Matt crawled onto the bed and lay there, hearing the rustle of Tony removing his clothes. Tony was looking at him. He swallowed nerves and pushed his shorts off, inhaling as they brushed over his cock. He let his legs fall a little apart, stretched out.

“Christ,” said Tony. “Have you any idea how hot you are?” The bed dipped, and Matt reached out to find Tony and pull him up for another kiss. Tony rested his weight on him, and that was amazing, skin and heat, solid against him; Matt pushed up, frantic.

Tony bit at his neck and shoulder, pushing back, and Matt shoved at him and then, wanting more control, got a leg between Tony’s and flipped him over, careful to sense the edges of the bed.

Tony was laughing. “Impressive,” he said, and gripped Matt’s ass to grind against him more thoroughly.

Matt closed his eyes. He was starving for it, all of it, and who knew if this was his only chance. Cocksucker, he thought, and smiled to himself. He slid out of Tony’s grip and down the bed, gracelessly, biting at Tony’s hip and then moving inwards. Tony’s hand curled in his hair, almost painfully, but not to stop him. Matt moved between his thighs, licking the soft skin there, overcome by the familiarity and strangeness of smell and taste, the textures and feel on his tongue, and then ran his fingers experimentally over Tony’s cock.

Tony’s hips were pressing up. Matt held them down with one hand, and then steadied Tony’s cock with one hand and licked at the tip, tasting. Tony groaned above him.

“You’re going to kill me,” he said.

Matt slid the head into his mouth and sucked, carefully, mapping Tony’s reactions. Tony liked it when he used his tongue, so he did that some more, and then slid down a little further, experimentally.
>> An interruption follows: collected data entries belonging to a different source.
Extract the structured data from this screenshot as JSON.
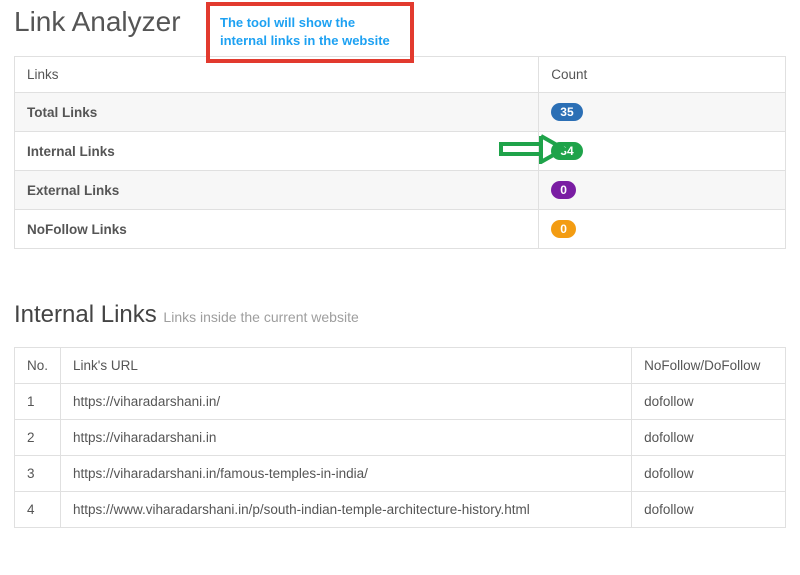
{
  "title": "Link Analyzer",
  "callout": "The tool will show the internal links in the website",
  "summary": {
    "col_links": "Links",
    "col_count": "Count",
    "rows": [
      {
        "label": "Total Links",
        "count": "35",
        "badge": "badge-blue"
      },
      {
        "label": "Internal Links",
        "count": "34",
        "badge": "badge-green"
      },
      {
        "label": "External Links",
        "count": "0",
        "badge": "badge-purple"
      },
      {
        "label": "NoFollow Links",
        "count": "0",
        "badge": "badge-orange"
      }
    ]
  },
  "internal_section": {
    "title": "Internal Links",
    "subtitle": "Links inside the current website",
    "col_no": "No.",
    "col_url": "Link's URL",
    "col_follow": "NoFollow/DoFollow",
    "rows": [
      {
        "no": "1",
        "url": "https://viharadarshani.in/",
        "follow": "dofollow"
      },
      {
        "no": "2",
        "url": "https://viharadarshani.in",
        "follow": "dofollow"
      },
      {
        "no": "3",
        "url": "https://viharadarshani.in/famous-temples-in-india/",
        "follow": "dofollow"
      },
      {
        "no": "4",
        "url": "https://www.viharadarshani.in/p/south-indian-temple-architecture-history.html",
        "follow": "dofollow"
      }
    ]
  }
}
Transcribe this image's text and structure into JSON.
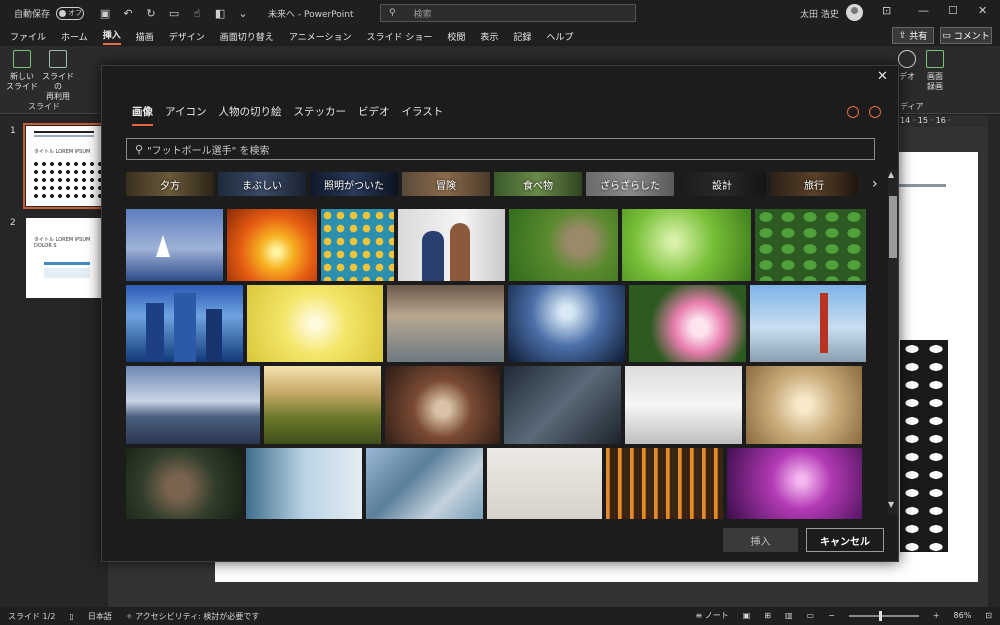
{
  "titlebar": {
    "autosave_label": "自動保存",
    "autosave_state": "オフ",
    "doc_title": "未来へ  -  PowerPoint",
    "search_placeholder": "検索",
    "user_name": "太田 浩史"
  },
  "ribbon": {
    "tabs": [
      "ファイル",
      "ホーム",
      "挿入",
      "描画",
      "デザイン",
      "画面切り替え",
      "アニメーション",
      "スライド ショー",
      "校閲",
      "表示",
      "記録",
      "ヘルプ"
    ],
    "active_tab": "挿入",
    "share": "共有",
    "comment": "コメント",
    "new_slide": "新しい\nスライド",
    "reuse_slide": "スライドの\n再利用",
    "group_slides": "スライド",
    "screen_record": "画面\n録画",
    "video_partial": "デオ",
    "group_media": "ディア"
  },
  "slides": [
    {
      "number": "1",
      "title": "タイトル LOREM IPSUM"
    },
    {
      "number": "2",
      "title": "タイトル LOREM IPSUM DOLOR S"
    }
  ],
  "ruler": {
    "marks": "14 · 15 · 16 ·"
  },
  "dialog": {
    "tabs": [
      "画像",
      "アイコン",
      "人物の切り絵",
      "ステッカー",
      "ビデオ",
      "イラスト"
    ],
    "active_tab": "画像",
    "search_placeholder": "\"フットボール選手\" を検索",
    "chips": [
      "夕方",
      "まぶしい",
      "照明がついた",
      "冒険",
      "食べ物",
      "ざらざらした",
      "設計",
      "旅行"
    ],
    "insert_button": "挿入",
    "cancel_button": "キャンセル"
  },
  "status": {
    "slide_count": "スライド 1/2",
    "language": "日本語",
    "accessibility": "アクセシビリティ: 検討が必要です",
    "notes": "ノート",
    "zoom": "86%"
  },
  "colors": {
    "accent": "#e7663f",
    "dialog_bg": "#1c1c1c",
    "app_bg": "#1f1f1f"
  }
}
It felt good, if odd, to be experiencing this from the other end: his own cock ached in sympathy, and he wanted to touch himself.

Tony was talking above him, or mostly just swearing softly, so Matt ignored it in favour of listening hard to Tony’s body, telling him to move faster, a little harder, just so. He didn’t need Tony’s hand in his hair, pulling to warn him, he could tell from the heat and rush of Tony’s blood, the sweat on his skin, and he pulled off and moved his hand on Tony’s cock just as Tony came all over his hand.

He lifted his hand to his mouth, to taste.

“Fuck,” said Tony. “You’re something else, you know that. Up, c’mere.” He tugged at Matt’s shoulder and Matt went, letting Tony taste himself in Matt’s mouth. His cock dragged against Tony’s skin and he groaned into Tony’s mouth. Tony reached down and slid his hand over him, expertly, setting just the right rhythm. Matt shivered and panted in his mouth, already so wound up that he couldn’t hold out, sparks flashing in the darkness of his closed eyes as he hurtled over the edge and came into Tony’s hand, stroking him through it.

He rolled off Tony’s chest and put an arm over his eyes, panting. Oh, God, he’d sucked Tony’s cock and he wanted to do it again, he wanted Tony to do it to him, he’d only just come and his body didn’t want to slow down at all. He liked men; he liked Tony’s body, he _loved_ Tony’s body, and how had he managed never to know this before?

Tony huffed a laugh beside him. “This wasn’t part of the superhero mentoring program,” he said. “Though let’s be honest, I’d have written it into a formal contract if I thought I could get away with it.”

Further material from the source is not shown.